SFEBES2018 Featured Clinical Cases Featured Clinical Cases (10 abstracts)
1Centre for Endocrinology, William Harvey Research Institute, Queen Mary University London, London, UK; 2Department of Woman, Child, General and Specialized Surgery at Università egli Studi della Campania L. Vanvitelli, Naples, Italy.
Background: GH Insensitivity (GHI) is usually caused by mutations in the GH receptor (GHR). Our centre previously described the first GHR pseudoexon mutation (42700896A>G, c. 618+792A>G). Inclusion of this 108bp pseudoexon is predicted to lead to in-frame insertion of 36 amino acid residues in the dimerization domain of the GHR. This results in defective trafficking rather than impaired signalling, causing partial loss-of-function and moderate postnatal growth failure (Height SDS −3.3 to −6.0).
Objective and hypothesis: Pseudoexons outnumber exons by 101 and variants in them may be a major contributor to disease burden in short stature.

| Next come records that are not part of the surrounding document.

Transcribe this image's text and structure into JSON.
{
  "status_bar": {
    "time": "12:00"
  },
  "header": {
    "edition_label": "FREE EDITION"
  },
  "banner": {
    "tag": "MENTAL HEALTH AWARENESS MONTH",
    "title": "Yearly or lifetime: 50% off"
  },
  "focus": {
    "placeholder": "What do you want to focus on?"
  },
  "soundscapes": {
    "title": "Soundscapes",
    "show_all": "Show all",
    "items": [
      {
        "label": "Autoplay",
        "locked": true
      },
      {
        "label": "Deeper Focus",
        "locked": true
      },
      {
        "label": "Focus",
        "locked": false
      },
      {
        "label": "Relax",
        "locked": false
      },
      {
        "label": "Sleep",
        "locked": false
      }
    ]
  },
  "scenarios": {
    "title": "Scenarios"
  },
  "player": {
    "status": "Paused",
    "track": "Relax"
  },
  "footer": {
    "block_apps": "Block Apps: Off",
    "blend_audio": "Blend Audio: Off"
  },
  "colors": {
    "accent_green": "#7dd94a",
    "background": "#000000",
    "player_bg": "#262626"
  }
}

Methods: We designed a custom short stature gene panel that interrogates both coding and non-coding regions. In vitro splicing assays were performed using an exon trap vector (pET01, MoBiTec GmbH, Germany).
Results: We identified a homozygous GHR variant (g.5:42700940T>G, c.618+836T>G) in an Italian patient with severe postnatal growth failure (Height SDS −7.5) and classical Laron phenotype. Both unaffected, non-consanguineous parents were heterozygous for the mutation. This mutation was 44bp downstream of the previous pseudoexon mutation and predicted in silico to create a donor splice site. Splicing analysis confirmed inclusion of the 152bp mutant pseudoexon in all transcripts with no evidence of normal splicing in contrast to the wild-type pseudoexon which showed no such inclusion. Inclusion of the pseudoexon will lead to a frameshift and premature truncation of the mRNA.
Discussion: This novel pseudoexon inclusion event will result in a truncated message which is likely destroyed by nonsense mediated mRNA decay, in keeping with the patients undetectable GHBP levels. This will lead to complete loss of function, consistent with the more severe growth failure observed compared to the previously described pseudoexon. Our findings highlight the potential for such splicing events to be more commonly causal for this and other rare diseases.